Kondisinya tidak stabil namun masih dalam keadaan sehat. Dian dengan cepat menarik nona nya ke dalam pelukan untuk membuat Senja tetap berdiri dengan sempurna.

Dian tahu jelas jika kondisi nona nya itu cukup rapuh saat ini. Jika tidak ditopang maka tubuhnya akan segera merosot ke lantai tanpa daya.
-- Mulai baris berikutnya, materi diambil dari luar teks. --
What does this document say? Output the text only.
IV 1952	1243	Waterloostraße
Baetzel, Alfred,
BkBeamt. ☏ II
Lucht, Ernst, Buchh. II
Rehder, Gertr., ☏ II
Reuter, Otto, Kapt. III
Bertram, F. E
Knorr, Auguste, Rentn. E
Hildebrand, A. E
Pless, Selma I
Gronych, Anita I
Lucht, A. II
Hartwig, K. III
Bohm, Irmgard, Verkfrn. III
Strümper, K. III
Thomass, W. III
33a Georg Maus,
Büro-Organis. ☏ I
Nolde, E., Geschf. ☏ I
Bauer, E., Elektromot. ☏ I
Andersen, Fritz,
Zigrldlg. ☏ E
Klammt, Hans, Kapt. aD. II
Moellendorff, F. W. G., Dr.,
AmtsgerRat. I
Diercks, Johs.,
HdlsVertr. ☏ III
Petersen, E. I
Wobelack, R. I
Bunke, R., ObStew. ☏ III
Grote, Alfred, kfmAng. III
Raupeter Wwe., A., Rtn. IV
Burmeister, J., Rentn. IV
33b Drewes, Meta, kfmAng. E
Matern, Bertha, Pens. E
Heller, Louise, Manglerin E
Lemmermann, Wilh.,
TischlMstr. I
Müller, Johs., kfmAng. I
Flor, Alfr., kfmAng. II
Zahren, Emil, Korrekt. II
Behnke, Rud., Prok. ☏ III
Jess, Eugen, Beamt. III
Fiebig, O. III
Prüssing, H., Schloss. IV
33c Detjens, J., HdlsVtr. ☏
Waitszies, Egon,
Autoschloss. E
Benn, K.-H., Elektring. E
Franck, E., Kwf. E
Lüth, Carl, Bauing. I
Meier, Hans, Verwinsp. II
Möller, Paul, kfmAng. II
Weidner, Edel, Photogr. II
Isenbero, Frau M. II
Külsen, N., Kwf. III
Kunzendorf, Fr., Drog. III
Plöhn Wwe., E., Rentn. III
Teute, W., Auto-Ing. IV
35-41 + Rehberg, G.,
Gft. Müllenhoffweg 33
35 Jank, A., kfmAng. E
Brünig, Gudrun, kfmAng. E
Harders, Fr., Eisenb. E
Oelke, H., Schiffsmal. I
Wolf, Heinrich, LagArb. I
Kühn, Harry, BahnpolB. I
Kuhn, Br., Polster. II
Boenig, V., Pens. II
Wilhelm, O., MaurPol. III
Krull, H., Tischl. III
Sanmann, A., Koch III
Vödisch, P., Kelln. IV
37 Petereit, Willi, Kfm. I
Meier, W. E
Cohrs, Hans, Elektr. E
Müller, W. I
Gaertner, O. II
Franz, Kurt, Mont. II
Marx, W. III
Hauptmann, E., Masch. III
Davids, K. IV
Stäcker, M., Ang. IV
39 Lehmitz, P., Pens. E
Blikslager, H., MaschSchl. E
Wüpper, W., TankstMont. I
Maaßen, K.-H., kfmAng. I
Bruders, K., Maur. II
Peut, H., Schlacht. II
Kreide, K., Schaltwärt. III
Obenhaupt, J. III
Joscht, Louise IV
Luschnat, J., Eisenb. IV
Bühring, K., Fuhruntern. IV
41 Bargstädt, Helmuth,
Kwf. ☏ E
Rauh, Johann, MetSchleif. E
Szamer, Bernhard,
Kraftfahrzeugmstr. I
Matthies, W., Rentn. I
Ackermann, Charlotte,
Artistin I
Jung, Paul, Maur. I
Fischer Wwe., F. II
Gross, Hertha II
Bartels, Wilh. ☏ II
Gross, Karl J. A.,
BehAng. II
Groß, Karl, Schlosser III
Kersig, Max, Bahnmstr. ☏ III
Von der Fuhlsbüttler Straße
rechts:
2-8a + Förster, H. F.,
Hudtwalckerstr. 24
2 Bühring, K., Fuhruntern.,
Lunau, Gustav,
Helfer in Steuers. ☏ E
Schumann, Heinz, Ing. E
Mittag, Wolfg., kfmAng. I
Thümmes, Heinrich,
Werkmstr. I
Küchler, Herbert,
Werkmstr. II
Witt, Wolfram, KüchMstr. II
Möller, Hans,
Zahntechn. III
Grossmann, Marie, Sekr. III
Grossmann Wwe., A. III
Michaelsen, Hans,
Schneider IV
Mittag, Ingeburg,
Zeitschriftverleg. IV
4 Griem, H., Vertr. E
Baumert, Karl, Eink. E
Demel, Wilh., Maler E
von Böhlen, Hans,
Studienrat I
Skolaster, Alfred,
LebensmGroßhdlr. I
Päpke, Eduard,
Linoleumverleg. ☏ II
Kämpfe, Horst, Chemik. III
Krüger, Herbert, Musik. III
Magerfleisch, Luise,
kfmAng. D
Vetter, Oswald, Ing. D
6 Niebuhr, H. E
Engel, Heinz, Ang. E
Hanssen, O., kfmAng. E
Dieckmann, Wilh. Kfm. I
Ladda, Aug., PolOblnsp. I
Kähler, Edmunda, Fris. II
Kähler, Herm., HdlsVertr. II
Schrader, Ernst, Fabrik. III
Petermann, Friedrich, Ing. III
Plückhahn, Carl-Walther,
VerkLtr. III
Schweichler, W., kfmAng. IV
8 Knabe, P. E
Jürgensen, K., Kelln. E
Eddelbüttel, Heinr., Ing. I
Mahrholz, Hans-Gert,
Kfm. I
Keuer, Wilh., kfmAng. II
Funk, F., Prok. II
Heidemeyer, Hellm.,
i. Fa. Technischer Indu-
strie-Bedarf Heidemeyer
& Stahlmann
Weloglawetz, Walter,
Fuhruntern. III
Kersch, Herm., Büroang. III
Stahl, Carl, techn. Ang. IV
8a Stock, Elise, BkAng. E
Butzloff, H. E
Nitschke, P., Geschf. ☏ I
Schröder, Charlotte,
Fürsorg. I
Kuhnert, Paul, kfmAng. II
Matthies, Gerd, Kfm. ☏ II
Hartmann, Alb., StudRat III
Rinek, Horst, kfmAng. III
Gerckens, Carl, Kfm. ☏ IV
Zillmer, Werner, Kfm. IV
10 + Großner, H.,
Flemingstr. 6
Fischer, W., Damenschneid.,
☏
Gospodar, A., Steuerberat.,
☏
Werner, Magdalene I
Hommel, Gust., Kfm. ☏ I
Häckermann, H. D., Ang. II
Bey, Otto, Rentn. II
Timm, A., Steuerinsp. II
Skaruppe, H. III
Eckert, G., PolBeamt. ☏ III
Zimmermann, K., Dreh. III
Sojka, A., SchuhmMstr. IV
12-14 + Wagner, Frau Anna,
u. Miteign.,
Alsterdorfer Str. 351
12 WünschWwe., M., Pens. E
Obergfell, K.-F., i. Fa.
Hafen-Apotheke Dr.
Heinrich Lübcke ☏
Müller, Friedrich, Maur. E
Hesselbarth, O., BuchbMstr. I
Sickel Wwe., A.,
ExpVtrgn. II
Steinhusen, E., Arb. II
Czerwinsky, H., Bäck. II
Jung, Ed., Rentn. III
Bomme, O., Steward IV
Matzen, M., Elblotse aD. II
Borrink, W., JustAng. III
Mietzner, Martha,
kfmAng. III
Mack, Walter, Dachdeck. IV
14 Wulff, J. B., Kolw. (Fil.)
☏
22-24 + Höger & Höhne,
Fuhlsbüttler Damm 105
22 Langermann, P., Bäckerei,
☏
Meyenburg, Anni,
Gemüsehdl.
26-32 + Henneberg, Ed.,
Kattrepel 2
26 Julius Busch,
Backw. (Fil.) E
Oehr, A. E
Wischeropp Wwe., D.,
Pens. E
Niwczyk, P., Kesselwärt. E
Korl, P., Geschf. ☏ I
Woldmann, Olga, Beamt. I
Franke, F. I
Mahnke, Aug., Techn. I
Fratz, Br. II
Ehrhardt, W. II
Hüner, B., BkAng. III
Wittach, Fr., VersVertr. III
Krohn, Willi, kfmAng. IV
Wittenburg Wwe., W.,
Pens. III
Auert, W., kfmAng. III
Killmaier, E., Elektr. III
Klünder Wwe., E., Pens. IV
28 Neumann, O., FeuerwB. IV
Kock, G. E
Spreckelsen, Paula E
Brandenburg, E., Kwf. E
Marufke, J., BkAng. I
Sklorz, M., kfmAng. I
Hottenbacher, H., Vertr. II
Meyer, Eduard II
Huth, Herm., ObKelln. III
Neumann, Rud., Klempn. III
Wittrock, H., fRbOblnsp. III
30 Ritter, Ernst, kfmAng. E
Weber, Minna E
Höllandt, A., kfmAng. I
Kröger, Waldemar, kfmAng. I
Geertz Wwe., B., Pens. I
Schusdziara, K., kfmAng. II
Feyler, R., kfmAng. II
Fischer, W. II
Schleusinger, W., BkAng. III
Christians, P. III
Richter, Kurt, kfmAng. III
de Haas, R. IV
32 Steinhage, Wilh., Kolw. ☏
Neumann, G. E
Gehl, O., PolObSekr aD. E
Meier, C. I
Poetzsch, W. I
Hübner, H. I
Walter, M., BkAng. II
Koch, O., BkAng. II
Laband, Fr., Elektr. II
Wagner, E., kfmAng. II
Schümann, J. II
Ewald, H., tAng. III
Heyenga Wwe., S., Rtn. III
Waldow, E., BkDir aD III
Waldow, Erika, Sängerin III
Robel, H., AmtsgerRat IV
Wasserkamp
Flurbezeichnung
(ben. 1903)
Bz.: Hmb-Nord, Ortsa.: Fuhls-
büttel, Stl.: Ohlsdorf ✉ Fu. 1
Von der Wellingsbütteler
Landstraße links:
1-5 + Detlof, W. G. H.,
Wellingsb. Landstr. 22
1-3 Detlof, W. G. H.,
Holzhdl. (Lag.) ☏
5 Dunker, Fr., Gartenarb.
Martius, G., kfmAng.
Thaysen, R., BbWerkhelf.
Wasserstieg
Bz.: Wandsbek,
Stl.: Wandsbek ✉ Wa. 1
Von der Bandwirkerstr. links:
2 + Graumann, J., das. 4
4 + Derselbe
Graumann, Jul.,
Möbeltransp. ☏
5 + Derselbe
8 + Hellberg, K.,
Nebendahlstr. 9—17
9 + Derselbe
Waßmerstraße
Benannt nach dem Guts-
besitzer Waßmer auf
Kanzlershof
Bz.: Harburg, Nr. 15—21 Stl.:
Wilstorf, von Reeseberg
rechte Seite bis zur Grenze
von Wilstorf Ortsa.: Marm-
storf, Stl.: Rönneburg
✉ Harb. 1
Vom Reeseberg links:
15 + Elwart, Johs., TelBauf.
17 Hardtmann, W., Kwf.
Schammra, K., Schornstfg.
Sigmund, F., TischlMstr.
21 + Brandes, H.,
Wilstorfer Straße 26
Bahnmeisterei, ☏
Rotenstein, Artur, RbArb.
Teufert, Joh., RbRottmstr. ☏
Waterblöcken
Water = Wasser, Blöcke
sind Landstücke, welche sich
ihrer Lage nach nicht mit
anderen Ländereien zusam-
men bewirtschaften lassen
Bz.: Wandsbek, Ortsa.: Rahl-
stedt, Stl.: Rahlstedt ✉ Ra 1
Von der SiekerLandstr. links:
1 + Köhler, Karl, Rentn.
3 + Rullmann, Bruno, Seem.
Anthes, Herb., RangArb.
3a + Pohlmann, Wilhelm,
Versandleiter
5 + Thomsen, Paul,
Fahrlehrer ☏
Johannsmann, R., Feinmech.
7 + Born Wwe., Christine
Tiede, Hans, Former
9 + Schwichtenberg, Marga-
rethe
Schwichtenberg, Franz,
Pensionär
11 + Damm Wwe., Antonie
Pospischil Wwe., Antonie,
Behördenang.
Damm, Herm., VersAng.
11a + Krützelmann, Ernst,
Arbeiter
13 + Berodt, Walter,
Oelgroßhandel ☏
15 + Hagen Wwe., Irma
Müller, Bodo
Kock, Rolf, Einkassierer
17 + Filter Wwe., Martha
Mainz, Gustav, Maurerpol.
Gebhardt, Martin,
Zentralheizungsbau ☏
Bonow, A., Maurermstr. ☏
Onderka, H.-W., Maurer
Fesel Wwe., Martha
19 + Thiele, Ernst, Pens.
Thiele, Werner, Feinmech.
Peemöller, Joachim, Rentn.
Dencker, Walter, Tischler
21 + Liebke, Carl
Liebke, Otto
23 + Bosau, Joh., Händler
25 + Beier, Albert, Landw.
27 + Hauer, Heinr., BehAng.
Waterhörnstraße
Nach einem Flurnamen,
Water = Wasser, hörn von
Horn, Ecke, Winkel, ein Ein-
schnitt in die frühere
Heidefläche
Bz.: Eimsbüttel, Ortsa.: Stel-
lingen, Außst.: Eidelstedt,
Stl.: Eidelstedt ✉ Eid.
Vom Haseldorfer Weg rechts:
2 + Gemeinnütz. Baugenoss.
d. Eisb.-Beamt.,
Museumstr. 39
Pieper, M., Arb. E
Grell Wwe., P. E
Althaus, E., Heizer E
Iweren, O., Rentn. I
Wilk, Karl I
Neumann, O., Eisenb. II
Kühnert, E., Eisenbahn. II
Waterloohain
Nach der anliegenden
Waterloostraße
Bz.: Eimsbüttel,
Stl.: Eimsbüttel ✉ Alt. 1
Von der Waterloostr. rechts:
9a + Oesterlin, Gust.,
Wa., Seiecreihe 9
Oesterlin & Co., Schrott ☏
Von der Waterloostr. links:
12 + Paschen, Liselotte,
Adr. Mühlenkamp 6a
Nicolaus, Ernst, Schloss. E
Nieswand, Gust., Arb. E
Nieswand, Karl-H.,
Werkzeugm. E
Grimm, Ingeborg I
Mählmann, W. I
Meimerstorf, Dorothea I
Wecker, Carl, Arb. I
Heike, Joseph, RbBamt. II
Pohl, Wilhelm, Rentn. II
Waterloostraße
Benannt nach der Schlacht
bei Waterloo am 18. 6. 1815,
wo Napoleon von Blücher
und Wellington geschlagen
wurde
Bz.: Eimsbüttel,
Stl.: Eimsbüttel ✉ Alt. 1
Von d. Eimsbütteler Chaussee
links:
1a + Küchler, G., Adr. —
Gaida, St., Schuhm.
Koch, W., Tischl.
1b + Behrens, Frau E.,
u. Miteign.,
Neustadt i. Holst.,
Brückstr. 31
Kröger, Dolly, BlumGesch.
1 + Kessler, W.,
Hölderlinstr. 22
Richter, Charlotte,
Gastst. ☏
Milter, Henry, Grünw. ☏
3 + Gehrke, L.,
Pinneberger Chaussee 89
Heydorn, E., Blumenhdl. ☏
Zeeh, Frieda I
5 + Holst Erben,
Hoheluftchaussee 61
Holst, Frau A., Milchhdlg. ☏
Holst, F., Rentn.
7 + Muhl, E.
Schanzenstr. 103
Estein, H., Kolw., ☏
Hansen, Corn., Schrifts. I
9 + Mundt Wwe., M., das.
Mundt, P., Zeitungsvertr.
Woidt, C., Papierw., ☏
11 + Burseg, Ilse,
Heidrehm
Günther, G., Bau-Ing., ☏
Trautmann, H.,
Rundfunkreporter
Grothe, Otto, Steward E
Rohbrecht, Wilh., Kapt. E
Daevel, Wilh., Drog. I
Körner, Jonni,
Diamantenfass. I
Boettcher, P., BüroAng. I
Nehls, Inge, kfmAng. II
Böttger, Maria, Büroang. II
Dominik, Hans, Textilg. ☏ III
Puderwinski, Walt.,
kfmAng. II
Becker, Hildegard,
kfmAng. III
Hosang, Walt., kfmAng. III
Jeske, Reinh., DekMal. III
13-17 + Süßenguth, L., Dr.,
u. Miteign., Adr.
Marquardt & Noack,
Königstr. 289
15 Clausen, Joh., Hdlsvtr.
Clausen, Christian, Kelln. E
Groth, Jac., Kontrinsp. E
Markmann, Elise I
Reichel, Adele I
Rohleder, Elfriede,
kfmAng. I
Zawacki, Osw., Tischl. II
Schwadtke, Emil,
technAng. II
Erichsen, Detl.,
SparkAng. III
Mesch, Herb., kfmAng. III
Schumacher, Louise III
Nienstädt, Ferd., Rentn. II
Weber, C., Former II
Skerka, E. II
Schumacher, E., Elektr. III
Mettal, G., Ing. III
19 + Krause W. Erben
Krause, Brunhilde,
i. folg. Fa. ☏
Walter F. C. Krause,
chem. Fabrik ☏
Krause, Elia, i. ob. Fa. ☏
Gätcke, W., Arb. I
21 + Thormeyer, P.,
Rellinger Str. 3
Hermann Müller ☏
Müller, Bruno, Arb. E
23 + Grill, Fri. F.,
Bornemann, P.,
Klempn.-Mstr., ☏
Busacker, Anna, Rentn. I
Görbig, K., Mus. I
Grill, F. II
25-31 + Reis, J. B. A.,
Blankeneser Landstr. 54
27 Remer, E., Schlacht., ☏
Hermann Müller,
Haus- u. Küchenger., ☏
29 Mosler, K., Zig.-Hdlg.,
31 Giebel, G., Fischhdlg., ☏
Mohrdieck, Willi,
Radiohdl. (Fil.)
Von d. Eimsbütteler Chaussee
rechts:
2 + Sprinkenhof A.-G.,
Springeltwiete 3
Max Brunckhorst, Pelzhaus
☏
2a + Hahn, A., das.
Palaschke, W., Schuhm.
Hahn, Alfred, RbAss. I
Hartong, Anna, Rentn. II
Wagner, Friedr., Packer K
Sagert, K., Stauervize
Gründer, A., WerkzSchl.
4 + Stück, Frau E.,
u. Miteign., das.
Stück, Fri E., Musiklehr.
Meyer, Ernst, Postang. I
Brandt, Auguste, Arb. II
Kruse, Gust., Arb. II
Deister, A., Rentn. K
"Hah, Dian. Kamar, segera ke kamar."

Senja berusaha mengambil napas panjang di sela-sela kalimatnya. Ia terlihat lelah dengan napas yang tersendat seperti orang yang terkena asma.

"Baik Nona."

Dian kemudian membawa Senja menuju kamarnya yang berada di lantai atas gedung Guild. Lantai atas adalah area pribadi milik Senja yang bahkan tidak sembarangan orang bisa masuk ke sana.

Setelah beberapa saat, tubuh Senja kembali normal. Napasnya mulai teratur kembali dengan ritme yang ringan. Meski begitu, kondisinya masih lemah, mungkin saja ini karena teleportasi yang baru saja ia lakukan.

Teleportasi itu cukup menguras tenaganya, hal ini diakibatkan karena udara di sekitarnya mengering secara paksa, sehingga membuat Senja harus bernapas jauh lebih banyak daripada sebelumnya. Ia juga harus menahan rasa terpelintir di perutnya akibat dari teleportasi tersebut.

Memang lebih efisien untuk menggunakan teleportasi satu dimensi daripada dua. Hal ini karena resiko yang lebih besar dan penggunaan mana yang berlebihan, sehingga banyak penyihir meninggalkan jenis teleportasi tersebut.

"Dian, kembalilah ke Akademik untuk meminta izin atas kehadiran ku."

Senja tidak bisa berpikir jernih saat ini, karena kondisinya sedang tidak stabil dan sekolah akan menjadi alasan nya mengapa ia begitu malas untuk pergi.

"Kirimkan pesan pada Miss Aila jika aku akan kembali ke mansion Duke Ari untuk dua hari," lanjutnya sambil melirik ke arah jendela yang masih gelap.

Meski begitu, saat ini jam sudah menunjukkan pukul 4 pagi. Masih ada waktu 1 jam lagi sampai matahari akan terbit di ujung cakrawala.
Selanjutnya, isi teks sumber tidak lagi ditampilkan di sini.